# Photoshop help for my army



## Kazehito (Nov 16, 2010)

I had an idea for my Blood Ravens army and finally found a pic of what I need, but need some help with it. I'm planning on making a banner out of cloth, and then using a print-out iron on transfer to transfer the picture from my computer to the banner. I just found a banner that would really look nice, and was wondering if anyone could help me out. Never really played much with altering photos, but if anyone could help, I just need a few things done to the pic im posting with this. I need the background removed until its just the cloth banner left, and I need where the banner looks like its moving in the wind and angled a bit, straightened out, so that I can print out a basic flat variation of this flag. If anyone could help me with this i would really appreciate it. Thanks.

Or if anyone else has a blood ravens banner that I could print out that looks better, I would really appreciate that as well. Thanks to all for your help.


----------



## Djinn24 (Jan 12, 2008)

Best I could do with limited skills.


----------



## Varakir (Sep 2, 2009)

I think I might be able to get it a tiny bit straighter than djinn, but to be honest i don't think the printed results will be worth it. At that resolution the text is barely visible and it'll only get worse once printed.

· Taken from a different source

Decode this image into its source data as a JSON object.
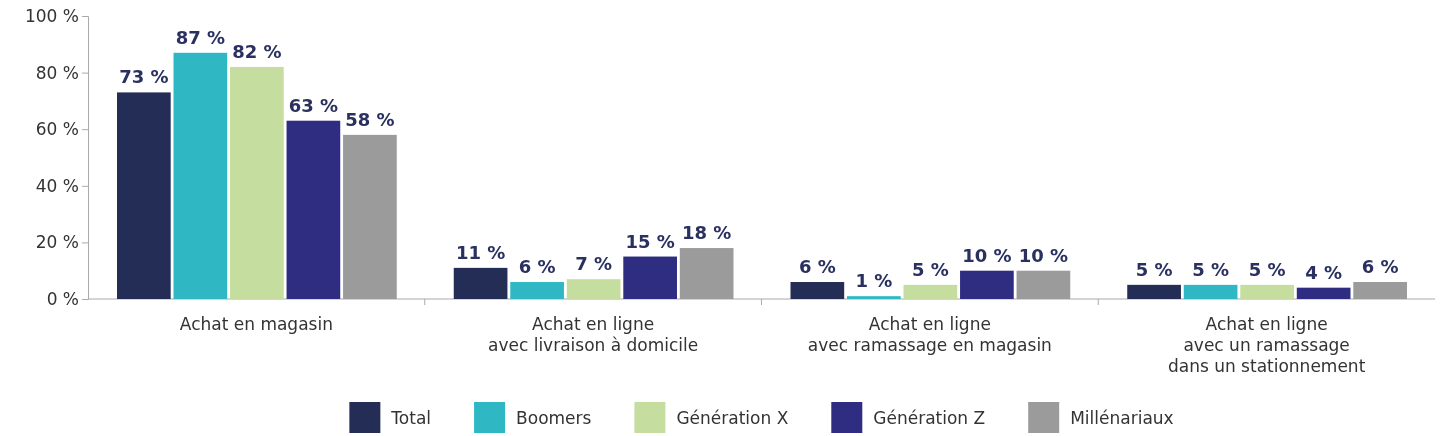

I found this on Deviant if it's any help:


----------



## Kazehito (Nov 16, 2010)

Thanks for your help, ill work with them both and see which one works better, thanks alot for the photoshop and hunting down efforts. The flag is probably going to be smaller than the pic is on here, so resolution should still be ok, but ill work with trial and error printing them out and see what i can get. Thanks again for all of your help.


----------